5. Recognising Abuse in an Online Context
In online tutoring, indicators may include unexplained absences, a student appearing distressed or withdrawn, visible injuries on screen, direct or indirect disclosures, significant changes in behaviour, a student appearing to be in an inappropriate location or in the presence of an adult causing concern, and signs of radicalisation or exploitation. Associates are not expected to investigate — their role is to notice, record, and report.
6. Reporting a Safeguarding Concern
Tutors follow a three-level escalation framework. Level 1 (concern noted, no immediate risk): log via the platform within one hour of the session ending. Level 2 (urgent concern): contact the DSL by telephone immediately. Level 3 (student in immediate danger): call 999 first, then contact the DSL. Reports must be factual, dated, and include the student's exact words where a disclosure was made.

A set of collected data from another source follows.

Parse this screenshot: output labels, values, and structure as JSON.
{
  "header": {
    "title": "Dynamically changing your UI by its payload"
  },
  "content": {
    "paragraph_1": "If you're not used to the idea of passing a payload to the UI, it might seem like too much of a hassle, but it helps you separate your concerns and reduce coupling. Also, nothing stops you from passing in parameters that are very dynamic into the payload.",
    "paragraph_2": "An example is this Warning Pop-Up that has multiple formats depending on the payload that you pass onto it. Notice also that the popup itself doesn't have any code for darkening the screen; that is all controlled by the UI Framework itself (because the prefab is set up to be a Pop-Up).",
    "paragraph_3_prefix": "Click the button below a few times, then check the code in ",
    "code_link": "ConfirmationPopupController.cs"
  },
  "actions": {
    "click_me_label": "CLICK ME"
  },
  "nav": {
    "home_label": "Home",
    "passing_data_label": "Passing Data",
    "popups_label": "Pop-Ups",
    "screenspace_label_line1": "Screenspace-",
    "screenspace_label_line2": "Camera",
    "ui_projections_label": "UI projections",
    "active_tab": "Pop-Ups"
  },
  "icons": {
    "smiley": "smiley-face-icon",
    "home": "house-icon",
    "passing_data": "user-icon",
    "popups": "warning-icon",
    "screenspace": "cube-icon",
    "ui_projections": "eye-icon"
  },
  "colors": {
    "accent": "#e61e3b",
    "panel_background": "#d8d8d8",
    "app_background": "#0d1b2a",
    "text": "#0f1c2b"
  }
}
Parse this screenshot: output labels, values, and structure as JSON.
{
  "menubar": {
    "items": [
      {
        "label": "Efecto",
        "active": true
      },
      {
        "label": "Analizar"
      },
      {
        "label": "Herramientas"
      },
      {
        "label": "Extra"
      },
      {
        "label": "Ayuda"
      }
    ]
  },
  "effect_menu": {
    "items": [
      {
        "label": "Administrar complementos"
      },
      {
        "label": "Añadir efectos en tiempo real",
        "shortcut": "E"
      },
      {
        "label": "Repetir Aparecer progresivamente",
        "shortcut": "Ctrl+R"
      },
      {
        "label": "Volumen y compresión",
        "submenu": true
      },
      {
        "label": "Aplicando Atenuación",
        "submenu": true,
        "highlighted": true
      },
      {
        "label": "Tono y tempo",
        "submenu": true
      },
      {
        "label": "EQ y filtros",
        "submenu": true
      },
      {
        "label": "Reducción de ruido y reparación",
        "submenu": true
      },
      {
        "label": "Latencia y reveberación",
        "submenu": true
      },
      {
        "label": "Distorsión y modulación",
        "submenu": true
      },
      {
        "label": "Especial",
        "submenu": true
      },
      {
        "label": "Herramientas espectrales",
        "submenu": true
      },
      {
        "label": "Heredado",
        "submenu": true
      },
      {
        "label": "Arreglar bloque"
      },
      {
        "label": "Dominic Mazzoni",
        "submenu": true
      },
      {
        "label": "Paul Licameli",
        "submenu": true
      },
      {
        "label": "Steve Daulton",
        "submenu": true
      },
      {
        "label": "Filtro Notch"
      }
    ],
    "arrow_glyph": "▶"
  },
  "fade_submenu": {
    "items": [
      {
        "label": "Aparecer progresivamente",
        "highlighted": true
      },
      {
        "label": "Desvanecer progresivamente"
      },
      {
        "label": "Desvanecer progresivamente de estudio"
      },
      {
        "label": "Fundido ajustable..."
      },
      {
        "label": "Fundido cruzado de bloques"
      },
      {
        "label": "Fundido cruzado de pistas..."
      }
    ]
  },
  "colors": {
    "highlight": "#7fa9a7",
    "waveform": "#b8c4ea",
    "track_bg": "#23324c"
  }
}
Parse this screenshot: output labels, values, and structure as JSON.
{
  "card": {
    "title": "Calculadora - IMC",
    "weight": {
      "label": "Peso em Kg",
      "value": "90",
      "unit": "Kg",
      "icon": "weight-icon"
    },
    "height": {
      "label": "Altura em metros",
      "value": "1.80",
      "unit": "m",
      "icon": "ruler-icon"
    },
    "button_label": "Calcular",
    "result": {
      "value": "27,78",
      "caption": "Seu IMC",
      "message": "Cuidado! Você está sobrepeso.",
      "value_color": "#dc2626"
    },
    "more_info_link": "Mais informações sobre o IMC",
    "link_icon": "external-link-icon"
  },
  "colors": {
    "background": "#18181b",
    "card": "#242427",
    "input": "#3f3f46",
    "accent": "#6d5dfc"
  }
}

Associates must not investigate, promise confidentiality, contact the student's family without DSL authorisation, or delay reporting because a concern seems minor.
7. The DSL's Role
On receipt of a concern, the DSL assesses it, decides whether to refer to children's social care or the police, notifies the Commissioner's safeguarding contact within 24 hours, and maintains a written record of all actions and decisions. The DSL will not wait for certainty before making a referral if the threshold of reasonable suspicion is met. Information is shared with statutory agencies on the principle that child welfare overrides data protection considerations.
8. Allegations Against Staff (LADO Referral)

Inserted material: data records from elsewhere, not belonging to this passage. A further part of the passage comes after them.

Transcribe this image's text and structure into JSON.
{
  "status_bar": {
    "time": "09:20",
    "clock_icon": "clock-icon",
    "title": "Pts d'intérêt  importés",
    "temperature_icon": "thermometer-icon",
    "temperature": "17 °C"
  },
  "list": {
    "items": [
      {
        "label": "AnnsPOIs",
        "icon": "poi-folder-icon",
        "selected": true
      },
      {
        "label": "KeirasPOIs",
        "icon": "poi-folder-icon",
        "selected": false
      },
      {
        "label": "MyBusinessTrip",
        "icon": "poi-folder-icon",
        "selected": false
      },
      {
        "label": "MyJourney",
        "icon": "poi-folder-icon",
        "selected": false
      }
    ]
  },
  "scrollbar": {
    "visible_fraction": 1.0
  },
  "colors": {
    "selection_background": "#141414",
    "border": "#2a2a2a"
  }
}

Any allegation that a staff member or tutor has harmed or may have harmed a child, committed a criminal offence against a child, or may not be suitable to work with children must be referred to the Local Authority Designated Officer (LADO) within one working day. The Company does not investigate internally before making a LADO referral.
9. Prevent Duty
Ember Tutors is committed to protecting students from radicalisation and extremist ideology. Signs of radicalisation are reported to the DSL, who considers whether a referral to the Channel programme is appropriate.
10. Safer Recruitment
No individual may deliver sessions or access student data without completing the mandatory safer recruitment process: enhanced DBS check with barred list check, two satisfactory references, identity verification, employment history review, and mandatory safeguarding training. These requirements apply to all tutors regardless of self-employed status.
11. Training
The DSL and Deputy DSL complete DSL-level training refreshed every two years and read KCSIE in full annually. All tutors complete mandatory safeguarding awareness training before delivering any session, renewed annually, and read KCSIE Part One each year.
12. Tutor Supervision and Oversight
The DSL conducts a minimum of one session recording spot-check per active tutor per month. Monthly group meetings provide a pastoral check-in and safeguarding supervision forum where tutors can raise concerns. Tutors are informed at induction that spot-checks are a routine part of safeguarding oversight.
13. Whistleblowing
Concerns about safeguarding practice can be raised safely and without fear of retaliation. If internal channels are exhausted, individuals may report to the NSPCC Whistleblowing Advice Line (0800 028 0285), the relevant LADO, or Ofsted.
14. Policy Review
This Policy is reviewed annually and following any significant safeguarding incident, change in legislation, or updated statutory guidance.